Terus apakah Allah menguji disebut menganiaya? Apakah seorang guru ketika menguji itu mendzalimi kamu? Tidak. Kita hanya butuh bantuan dari Allah saja. Ini aplikasi dari perilaku seorang yang mengatakan Hasbiyallah wa ni’mal wakil, dia akan mengatakan tak seorangpun yang bisa membuka hanya Allah, mari kita datang bersama-sama kepada Allah. Kita perlihatkan kebutuhan kita, kita gantungkan permasalahannya, yakin mari berdoa.

Kita harus sanggup mengakui bahwa kekuasaan Allah tidak dibatasi, menciptakan mudah bagi-Nya juga mengembalikannya. Kalau kurang mengerti, diam. Menyadari ketidaksanggupan untuk mengerti karena akalnya masih di bawah. Apakah mau menumbuhkan pengakuan seperti itu? Memunculkan sebuah pengakuan, jangan sepotong mengakui kepada Allah itu, ingin diridhai paling besar tapi mengakui tidak mau.

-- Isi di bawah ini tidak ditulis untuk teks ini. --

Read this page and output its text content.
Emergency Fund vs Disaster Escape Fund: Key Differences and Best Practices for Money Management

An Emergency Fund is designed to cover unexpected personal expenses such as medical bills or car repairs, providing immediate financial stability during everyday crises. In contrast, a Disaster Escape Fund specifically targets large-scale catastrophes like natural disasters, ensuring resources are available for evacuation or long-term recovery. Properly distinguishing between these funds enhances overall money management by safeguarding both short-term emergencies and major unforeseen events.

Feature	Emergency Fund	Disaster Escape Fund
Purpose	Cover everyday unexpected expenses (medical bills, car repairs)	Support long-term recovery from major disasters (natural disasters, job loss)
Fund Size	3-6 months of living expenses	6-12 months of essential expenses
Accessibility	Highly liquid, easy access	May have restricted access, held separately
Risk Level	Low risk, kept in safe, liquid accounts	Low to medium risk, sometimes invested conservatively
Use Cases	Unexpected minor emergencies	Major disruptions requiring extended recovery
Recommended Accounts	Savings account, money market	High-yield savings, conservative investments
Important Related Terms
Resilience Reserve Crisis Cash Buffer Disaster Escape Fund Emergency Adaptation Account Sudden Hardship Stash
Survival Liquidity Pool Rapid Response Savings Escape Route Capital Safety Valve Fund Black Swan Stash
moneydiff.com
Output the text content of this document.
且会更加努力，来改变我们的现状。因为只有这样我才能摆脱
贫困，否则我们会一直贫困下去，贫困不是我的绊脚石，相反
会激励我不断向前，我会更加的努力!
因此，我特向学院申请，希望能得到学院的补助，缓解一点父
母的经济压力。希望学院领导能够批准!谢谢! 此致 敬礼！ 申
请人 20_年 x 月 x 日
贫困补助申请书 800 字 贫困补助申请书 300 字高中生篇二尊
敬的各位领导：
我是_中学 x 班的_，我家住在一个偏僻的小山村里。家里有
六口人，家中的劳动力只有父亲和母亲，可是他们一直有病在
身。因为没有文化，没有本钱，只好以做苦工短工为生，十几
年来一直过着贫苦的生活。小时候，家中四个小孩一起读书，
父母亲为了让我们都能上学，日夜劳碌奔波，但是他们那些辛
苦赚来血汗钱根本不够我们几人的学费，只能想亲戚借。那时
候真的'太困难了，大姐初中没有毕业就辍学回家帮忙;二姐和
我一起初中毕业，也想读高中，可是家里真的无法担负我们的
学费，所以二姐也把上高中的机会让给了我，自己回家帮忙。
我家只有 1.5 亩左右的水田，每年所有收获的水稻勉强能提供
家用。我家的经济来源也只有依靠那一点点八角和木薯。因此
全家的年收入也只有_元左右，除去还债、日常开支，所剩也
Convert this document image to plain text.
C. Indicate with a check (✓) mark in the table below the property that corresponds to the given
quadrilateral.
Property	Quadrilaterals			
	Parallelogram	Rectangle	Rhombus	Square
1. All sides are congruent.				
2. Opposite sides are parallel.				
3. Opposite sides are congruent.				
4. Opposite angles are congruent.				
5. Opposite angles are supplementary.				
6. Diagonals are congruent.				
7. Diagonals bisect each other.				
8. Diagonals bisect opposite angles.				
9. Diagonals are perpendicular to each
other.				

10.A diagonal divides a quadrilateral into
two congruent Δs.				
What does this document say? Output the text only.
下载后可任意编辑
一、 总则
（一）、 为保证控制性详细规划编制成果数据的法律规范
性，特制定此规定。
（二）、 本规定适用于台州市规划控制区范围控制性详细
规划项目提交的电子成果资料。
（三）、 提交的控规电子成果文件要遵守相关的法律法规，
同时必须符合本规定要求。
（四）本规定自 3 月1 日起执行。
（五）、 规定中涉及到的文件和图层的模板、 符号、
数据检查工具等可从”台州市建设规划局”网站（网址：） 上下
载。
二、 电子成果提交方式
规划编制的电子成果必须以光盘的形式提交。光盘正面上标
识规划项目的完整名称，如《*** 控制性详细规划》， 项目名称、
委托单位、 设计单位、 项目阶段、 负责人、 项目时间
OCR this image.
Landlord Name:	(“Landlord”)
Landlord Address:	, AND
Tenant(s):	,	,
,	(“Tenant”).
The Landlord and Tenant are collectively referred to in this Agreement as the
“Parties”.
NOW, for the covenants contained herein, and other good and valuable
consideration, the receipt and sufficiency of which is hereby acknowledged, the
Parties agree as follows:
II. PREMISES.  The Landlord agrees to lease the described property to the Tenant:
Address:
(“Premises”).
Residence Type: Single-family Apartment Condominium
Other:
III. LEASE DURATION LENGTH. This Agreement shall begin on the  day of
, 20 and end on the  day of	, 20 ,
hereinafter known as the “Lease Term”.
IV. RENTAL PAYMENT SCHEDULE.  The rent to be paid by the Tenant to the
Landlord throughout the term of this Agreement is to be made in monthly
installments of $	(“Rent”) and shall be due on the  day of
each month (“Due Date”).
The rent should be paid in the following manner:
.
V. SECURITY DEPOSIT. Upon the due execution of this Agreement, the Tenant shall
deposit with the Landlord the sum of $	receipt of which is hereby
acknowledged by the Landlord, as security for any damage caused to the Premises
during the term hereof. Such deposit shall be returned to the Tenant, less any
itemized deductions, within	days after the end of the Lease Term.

Kita digiring untuk mengakui secara totalitas, siapapun akan sama perkataannya ketika Nabi Ibrahim dilemparkan ke tengah kobaran api, mereka akan berkata pasti terbakar tapi ternyata Nabi Ibrahim realitanya tidak terbakar bahkan sedang tidur. Bukankah Allah perlihatkan kejadian demi kejadian supaya manusia mau mengakui yang diwakili oleh para nabi dengan muzijatnya yang diperlihatkan tanda-tanda itu,

Oleh karena itu, kita harus berusaha menurunkan kadar kekhawatiran, rasa takut. Kalau tidak berusaha bisa tidak naik nilai hidup itu? Tidak akan pernah. Oleh karena itu, tak seorangpun tahu dunia kegaiban itu semata-mata atas kehendak Allah. Seperti tidak tahunya kapan dan dimana kita akan meninggal.

Jika Allah menimpakan suatu kebaikan tidak akan pernah ada yang bisa menghadangnya. Apakah kamu sanggup menumbuhkan pandangan sama seperti Allah “sama saja tidak ada bedanya”. Ketika Allah menghendaki tak seorangpun bisa menghalangi.

Mari kita belajar membuktikan kepercayaan, keyakinan, pengakuan yang sepenuhnya kepada Allah. Allah menimpakan apa pun kepada orang yang Dia kehendaki, menganugerahkan apa pun kepada orang yang Dia menghendaki. Kalau ada kesalahan ingatlah Allah Maha Pengampun lagi Maha Penyayang.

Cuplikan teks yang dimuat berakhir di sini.